On Sat, 06 Jun 2015 14:39:56 -0700, Gunner Asch
wrote:

On Wed, 03 Jun 2015 20:56:17 -0500, Don Foreman
wrote:

My lathe is throwing oil at me from behind the chuck. I like this
lathe a lot. I've been using it for a couple of decades. I'd like to
get that oil slinging problem fixed.

There are no seals in the headstock; it uses a "labyrinth" slinger
method of oil management.

One guy I talked to asked if I ever turn plastic. (Yes, I do, fairly
often) He said he'd seen this befo fine delryn or nylon swarf
somehow gets in behind the chuck and plugs an internal drain hole.

The lathe is an Enterprise 1550 made by Mysore Kirloskar Electric in
India.

(This is probably where Larry Jaques insensitively and rudely asks
what I did to my Kirloskar to make it sore.)

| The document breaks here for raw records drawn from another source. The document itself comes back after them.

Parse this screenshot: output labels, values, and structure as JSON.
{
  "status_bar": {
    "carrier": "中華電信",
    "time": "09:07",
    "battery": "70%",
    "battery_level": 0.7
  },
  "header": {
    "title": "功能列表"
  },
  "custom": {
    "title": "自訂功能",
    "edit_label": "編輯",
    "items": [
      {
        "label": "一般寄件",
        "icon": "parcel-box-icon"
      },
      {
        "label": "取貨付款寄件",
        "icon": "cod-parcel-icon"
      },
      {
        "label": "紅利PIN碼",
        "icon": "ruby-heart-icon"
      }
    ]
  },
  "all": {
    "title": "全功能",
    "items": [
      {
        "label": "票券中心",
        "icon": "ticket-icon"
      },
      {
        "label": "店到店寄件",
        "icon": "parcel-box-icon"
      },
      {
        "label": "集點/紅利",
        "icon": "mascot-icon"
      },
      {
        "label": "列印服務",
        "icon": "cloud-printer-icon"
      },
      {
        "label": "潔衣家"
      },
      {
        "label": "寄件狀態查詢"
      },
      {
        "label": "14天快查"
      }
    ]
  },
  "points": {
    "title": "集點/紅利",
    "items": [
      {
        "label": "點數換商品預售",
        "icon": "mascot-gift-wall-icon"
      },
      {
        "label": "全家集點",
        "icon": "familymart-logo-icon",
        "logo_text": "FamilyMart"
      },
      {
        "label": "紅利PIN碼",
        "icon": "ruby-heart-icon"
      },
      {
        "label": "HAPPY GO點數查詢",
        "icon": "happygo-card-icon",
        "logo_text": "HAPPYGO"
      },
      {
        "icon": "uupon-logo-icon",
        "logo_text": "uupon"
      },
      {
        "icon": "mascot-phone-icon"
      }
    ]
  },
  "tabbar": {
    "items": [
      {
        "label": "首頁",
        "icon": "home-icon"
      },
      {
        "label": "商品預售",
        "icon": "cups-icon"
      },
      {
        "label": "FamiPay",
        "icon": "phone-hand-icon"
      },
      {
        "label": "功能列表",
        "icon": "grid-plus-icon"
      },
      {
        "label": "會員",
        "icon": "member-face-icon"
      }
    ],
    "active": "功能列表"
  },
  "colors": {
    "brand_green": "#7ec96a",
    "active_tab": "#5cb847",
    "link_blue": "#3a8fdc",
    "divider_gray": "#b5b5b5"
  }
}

It (the lathe, not my Kirloskar) looks a lot like a Clausing
Colchester, and I think that the maker had a relationship with
Colchester at one time back in the early '70s. I've been told that
this method of headstock oil management is used on some Colchesters.

I located the nuts that preload the spindle bearings, made a spanner
and got them off. The gears on the spindle in the headstock slide
freely, now that grub screws and circlips have been removed. From
looking at the drawings (I have the manual) I can see no reason why
the D1-4 camlock spindle shouldn't just slide out toward the tailstock
so I can get in there to clean out a plugged drain hole. But I can't
get the damned spindle to budge. I've pried on it and hit it a few
times with a big brass hammer.

I thought I had a professional on deck to come help me with this but
it appears that he's flaked on me.

Any informed or experienced ideas or suggestions? I really don't want
to barf up the spindle bearings.


Check to see where the oil drains from that labyrinth and blow high
pressure air into it. I had to do that with an old Clausing 13x40
that I had here for a while. It came out of a plastics shop.

Gunner



I did check that possibility here. Can't see that passage on the
extant assembled machine but I can see it on the drawings. That
drain hole looks to me to be inaccessable without moving the spindle
at least an inch or two to the right. There is NO way to get in
there with a bent tube from inside the headstock; big gear in the way.
That gear is now loose and slides freely, but not far before it hits
a projection in the headstock casting.

Perhaps a dentist crosstrained as a proctologist (or vicey versey) who
can do rear-entry root canals could do this ...

How did you do that without moving the spindle?